At age 13, Troy Lyndon developed and sold his first video game professionally, titled Space Voyager for the Radio Shack TRS-80. Encouraged by his childhood friend, David Jennings, he followed with two additional games titled Great Wave, Space Quest and Conqueror also for the TRS-80.
iLumina is the first digitally animated Bible and encyclopedia suite ever created.

Controversy

On September 25, 2013, the United States Securities and Exchange Commission announced that they entered into a regulatory, non-criminal civil lawsuit against Lyndon. The SEC alleged, without ever providing evidence to the court, that Lyndon inflated the company's revenue by granting stock as pay to a consultant, who then sold the stock, and used the proceeds to purchase inventory of the company.

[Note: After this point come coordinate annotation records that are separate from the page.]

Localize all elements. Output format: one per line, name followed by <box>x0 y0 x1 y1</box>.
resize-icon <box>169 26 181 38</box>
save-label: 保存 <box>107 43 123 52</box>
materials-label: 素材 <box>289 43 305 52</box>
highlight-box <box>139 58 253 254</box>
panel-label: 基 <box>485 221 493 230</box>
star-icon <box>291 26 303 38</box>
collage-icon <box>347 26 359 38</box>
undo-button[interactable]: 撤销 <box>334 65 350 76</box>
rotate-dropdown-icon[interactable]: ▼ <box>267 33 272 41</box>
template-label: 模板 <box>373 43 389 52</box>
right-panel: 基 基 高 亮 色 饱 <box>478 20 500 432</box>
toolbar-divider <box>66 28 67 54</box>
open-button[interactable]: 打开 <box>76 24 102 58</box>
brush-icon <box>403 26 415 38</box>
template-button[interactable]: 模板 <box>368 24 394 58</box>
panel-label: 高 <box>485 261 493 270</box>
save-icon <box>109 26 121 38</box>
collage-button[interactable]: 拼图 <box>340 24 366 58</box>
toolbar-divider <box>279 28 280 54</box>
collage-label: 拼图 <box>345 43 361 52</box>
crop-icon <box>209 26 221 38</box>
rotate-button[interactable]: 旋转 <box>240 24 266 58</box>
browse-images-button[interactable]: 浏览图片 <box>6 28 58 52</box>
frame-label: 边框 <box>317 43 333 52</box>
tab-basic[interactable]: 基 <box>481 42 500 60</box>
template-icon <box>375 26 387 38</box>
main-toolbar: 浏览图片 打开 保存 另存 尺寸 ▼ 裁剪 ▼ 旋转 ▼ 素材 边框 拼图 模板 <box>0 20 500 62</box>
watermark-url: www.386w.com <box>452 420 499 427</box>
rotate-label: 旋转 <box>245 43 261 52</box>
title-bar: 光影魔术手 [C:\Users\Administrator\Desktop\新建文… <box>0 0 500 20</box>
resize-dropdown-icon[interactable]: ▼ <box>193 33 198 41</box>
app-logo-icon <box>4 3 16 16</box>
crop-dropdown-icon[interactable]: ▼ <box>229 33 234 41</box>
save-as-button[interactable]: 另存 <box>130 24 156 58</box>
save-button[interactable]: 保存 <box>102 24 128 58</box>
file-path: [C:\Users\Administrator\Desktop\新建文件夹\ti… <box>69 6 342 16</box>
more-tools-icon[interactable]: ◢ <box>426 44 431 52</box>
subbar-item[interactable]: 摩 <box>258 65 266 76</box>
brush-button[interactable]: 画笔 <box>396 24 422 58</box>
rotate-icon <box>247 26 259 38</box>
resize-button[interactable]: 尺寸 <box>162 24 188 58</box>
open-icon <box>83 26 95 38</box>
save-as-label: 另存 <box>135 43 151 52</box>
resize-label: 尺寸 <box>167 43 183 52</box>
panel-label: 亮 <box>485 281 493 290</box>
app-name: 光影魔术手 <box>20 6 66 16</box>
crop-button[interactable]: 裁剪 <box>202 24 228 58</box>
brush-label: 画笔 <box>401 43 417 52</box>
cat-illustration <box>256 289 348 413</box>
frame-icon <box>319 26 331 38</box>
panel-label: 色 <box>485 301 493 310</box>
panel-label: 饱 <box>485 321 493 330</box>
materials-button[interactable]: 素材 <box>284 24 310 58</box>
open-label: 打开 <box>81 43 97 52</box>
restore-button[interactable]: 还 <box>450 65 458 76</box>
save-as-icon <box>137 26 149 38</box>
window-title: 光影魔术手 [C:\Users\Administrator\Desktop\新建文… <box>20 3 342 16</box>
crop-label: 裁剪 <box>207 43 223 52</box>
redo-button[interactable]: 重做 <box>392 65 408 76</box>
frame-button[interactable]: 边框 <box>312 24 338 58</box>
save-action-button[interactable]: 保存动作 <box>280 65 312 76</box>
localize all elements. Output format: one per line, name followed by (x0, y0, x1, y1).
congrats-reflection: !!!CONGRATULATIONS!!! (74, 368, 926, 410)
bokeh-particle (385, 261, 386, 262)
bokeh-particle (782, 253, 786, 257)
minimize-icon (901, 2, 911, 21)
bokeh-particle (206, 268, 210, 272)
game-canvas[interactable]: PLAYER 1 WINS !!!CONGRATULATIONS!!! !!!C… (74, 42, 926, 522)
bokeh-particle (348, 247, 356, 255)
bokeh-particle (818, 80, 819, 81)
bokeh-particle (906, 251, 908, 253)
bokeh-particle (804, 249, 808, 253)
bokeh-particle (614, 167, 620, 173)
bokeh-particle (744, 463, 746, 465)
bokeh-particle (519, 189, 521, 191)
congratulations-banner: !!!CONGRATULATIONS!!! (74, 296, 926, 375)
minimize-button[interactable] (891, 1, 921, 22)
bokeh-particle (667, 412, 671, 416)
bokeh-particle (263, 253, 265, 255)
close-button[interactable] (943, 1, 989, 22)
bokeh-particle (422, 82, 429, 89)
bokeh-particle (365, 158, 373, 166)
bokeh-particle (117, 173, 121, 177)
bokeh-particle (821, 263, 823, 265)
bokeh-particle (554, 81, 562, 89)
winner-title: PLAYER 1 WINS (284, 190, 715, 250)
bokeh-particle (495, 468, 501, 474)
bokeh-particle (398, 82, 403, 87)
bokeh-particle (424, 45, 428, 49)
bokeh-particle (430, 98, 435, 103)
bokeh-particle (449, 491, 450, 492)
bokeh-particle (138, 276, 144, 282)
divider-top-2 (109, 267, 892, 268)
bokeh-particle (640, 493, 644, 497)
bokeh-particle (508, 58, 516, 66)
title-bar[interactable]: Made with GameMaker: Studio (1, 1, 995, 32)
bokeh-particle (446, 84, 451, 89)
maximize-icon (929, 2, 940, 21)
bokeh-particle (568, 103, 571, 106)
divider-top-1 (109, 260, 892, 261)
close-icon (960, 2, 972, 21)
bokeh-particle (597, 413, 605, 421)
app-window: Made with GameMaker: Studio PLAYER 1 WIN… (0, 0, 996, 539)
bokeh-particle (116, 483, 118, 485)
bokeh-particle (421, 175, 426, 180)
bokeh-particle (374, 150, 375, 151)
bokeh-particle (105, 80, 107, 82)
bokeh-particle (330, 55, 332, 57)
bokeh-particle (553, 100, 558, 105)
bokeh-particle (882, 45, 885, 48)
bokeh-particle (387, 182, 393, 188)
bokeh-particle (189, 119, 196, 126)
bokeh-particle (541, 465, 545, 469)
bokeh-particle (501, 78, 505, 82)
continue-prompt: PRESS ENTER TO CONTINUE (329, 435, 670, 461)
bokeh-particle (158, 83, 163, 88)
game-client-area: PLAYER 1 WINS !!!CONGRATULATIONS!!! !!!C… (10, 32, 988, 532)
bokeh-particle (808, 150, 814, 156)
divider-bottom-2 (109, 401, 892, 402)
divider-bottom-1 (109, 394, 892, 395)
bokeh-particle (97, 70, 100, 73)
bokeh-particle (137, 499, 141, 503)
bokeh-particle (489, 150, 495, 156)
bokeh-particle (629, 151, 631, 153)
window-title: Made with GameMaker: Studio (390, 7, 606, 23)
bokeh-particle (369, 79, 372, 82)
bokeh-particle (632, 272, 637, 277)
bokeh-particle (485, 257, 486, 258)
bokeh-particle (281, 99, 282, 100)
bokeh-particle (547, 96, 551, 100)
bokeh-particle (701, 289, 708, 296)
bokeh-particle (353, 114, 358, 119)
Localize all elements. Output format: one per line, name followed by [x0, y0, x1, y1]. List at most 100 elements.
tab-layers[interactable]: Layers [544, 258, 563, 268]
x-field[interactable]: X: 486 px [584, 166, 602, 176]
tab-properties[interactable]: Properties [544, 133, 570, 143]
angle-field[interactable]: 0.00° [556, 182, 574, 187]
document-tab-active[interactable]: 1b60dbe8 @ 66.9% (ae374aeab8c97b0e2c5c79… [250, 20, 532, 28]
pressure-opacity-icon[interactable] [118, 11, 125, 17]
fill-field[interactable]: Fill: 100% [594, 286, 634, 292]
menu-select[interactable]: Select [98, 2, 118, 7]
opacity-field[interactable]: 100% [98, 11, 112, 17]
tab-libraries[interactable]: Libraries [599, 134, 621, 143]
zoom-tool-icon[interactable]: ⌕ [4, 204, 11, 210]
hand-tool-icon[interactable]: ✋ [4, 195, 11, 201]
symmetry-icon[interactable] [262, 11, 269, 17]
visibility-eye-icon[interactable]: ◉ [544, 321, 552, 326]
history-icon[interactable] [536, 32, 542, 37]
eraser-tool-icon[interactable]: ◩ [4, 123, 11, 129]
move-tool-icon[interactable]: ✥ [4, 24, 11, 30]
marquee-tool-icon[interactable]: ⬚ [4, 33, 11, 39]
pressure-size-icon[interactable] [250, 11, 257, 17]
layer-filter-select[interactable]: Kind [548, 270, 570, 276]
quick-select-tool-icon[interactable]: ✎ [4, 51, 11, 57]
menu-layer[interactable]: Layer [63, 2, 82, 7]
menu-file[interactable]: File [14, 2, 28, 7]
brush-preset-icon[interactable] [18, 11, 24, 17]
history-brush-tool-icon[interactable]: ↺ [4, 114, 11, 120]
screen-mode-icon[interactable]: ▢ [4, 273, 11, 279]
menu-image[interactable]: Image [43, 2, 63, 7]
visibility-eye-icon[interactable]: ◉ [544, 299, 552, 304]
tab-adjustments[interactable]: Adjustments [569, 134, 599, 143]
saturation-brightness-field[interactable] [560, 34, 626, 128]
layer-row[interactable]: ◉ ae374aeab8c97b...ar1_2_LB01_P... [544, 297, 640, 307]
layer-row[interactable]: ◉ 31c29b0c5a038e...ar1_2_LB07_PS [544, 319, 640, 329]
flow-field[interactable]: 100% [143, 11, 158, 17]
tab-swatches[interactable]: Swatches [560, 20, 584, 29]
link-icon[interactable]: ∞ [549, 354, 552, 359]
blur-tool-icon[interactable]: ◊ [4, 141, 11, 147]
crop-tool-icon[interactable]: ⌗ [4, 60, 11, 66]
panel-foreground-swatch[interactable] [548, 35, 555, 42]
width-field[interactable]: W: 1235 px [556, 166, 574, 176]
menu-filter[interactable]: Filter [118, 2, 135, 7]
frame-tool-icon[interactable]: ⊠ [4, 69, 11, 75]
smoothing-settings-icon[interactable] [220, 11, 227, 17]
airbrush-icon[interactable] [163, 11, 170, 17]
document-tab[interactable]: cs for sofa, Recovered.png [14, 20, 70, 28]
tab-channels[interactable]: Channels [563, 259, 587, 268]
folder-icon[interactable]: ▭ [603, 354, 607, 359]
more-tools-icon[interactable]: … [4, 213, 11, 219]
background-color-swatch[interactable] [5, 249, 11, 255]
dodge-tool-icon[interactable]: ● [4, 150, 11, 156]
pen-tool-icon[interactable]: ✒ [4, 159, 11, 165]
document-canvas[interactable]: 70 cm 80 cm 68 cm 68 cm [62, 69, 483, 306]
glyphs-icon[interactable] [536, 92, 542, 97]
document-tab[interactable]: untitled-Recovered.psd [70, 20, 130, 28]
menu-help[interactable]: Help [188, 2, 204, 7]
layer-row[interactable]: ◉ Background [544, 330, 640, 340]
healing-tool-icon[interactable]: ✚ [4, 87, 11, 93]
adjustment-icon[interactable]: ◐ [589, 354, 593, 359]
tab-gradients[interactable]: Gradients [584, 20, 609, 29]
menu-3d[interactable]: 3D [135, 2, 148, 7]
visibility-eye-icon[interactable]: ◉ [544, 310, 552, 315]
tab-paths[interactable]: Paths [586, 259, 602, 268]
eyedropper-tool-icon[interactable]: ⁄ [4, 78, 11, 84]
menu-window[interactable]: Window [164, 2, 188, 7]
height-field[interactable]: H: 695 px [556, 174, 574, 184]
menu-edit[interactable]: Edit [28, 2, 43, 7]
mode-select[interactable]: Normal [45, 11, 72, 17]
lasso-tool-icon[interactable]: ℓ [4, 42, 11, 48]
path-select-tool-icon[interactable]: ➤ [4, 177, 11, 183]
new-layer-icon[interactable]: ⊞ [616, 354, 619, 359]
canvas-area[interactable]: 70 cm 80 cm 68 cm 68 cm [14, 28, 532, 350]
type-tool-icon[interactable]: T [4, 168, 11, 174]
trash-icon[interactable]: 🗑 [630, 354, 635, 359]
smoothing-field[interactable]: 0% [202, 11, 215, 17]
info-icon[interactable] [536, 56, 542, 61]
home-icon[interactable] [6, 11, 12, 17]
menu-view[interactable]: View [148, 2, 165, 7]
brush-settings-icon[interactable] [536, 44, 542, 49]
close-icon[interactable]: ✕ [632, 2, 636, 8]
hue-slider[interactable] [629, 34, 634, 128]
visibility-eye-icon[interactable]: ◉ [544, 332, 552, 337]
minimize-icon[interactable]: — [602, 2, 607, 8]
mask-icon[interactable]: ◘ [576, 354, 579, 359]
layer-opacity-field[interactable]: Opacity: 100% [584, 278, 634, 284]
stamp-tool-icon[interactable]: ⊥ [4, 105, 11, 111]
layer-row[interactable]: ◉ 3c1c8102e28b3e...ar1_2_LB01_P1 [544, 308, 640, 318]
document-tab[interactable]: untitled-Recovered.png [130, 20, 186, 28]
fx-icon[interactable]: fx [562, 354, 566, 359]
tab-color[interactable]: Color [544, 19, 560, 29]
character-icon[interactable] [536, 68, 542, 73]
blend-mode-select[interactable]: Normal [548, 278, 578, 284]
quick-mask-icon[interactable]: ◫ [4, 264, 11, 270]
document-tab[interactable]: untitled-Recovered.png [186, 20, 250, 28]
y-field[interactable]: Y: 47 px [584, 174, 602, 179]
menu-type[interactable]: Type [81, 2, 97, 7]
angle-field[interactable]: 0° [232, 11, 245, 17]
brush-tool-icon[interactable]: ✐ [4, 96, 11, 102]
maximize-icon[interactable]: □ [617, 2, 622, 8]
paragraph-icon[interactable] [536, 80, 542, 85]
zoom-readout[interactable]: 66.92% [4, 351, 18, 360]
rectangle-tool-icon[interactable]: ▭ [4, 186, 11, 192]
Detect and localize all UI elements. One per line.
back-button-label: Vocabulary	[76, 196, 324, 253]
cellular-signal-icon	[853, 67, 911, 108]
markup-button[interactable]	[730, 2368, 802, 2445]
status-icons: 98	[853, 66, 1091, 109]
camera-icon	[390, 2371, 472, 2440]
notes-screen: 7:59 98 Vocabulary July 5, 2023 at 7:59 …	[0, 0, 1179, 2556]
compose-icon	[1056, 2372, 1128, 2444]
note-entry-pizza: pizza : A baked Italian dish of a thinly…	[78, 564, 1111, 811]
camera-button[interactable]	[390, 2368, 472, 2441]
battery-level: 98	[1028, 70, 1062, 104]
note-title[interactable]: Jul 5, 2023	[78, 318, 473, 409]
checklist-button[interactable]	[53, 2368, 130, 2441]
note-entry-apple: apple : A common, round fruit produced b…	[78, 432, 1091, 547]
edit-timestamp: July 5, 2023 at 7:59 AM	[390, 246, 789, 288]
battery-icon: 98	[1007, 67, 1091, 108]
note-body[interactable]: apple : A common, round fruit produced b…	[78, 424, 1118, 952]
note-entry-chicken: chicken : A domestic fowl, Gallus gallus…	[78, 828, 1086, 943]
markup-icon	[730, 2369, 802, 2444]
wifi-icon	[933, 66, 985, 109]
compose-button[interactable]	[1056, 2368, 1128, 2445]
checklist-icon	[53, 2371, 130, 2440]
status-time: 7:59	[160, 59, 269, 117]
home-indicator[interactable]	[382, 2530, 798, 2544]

Lyndon entered into a no-admit, no-deny settlement with the SEC. After the SEC failed to provide discovery in accordance with the terms of the settlement agreement with Lyndon, Lyndon filed an appeal which includes documents providing the public with 10 years of Left Behind Games' "audited" financials to support his claim that the SEC fraudulently fabricated financial records to the court in order to wrongfully obtain a financial judgment.
Independent of the SEC's allegations, the SEC suspended trading of Left Behind Games, Inc. in September–October 2013, due to lack of information about the company, after failure to file certain reports with the SEC. In Lyndon's appeal, he claims and provides evidence to substantiate that the reason Left Behind Games was unable to meet its quarterly filing requirements was a result of a lack of finances, resulting directly from SEC's interference with the company's $10 million financing in October 2011. In Lyndon's appeal, he alleged that SEC investigators intentionally omitted material evidence and accordingly, such staff could be held liable for damages against Lyndon in accordance with the Federal Tort Claims Act of 2013. The Ninth Circuit court denied Lyndon's appeal in just 4 pages, disagreeing with only 1 of 26 points of evidence, without addressing the other 25.
On January 27, 2020, Lyndon filed a lawsuit based upon his Federal Tort Claim in Troy Alan Lyndon v. USA, Securities & Exchange Commission, Luccee Kirka, Carol Shau and Karen Matteson. Lyndon alleges the SEC, lead investigator, staff accountant, and prosecutor, knowingly presented the court with a financial claim they knew, or should have known, was inconsistent with the facts, namely the company's audited financials and documented testimony they had secretly taken from the company's auditors while keeping this exculpatory evidence away from Lyndon and the court in their original litigation. Lyndon's numerous attempts to obtain the auditor testimony documents from the SEC under the Freedom of Information Act were denied. However, after filing his lawsuit, on April 1, 2020, the SEC's FOIA office granted Lyndon's appeal and denied SEC's claimed exceptions.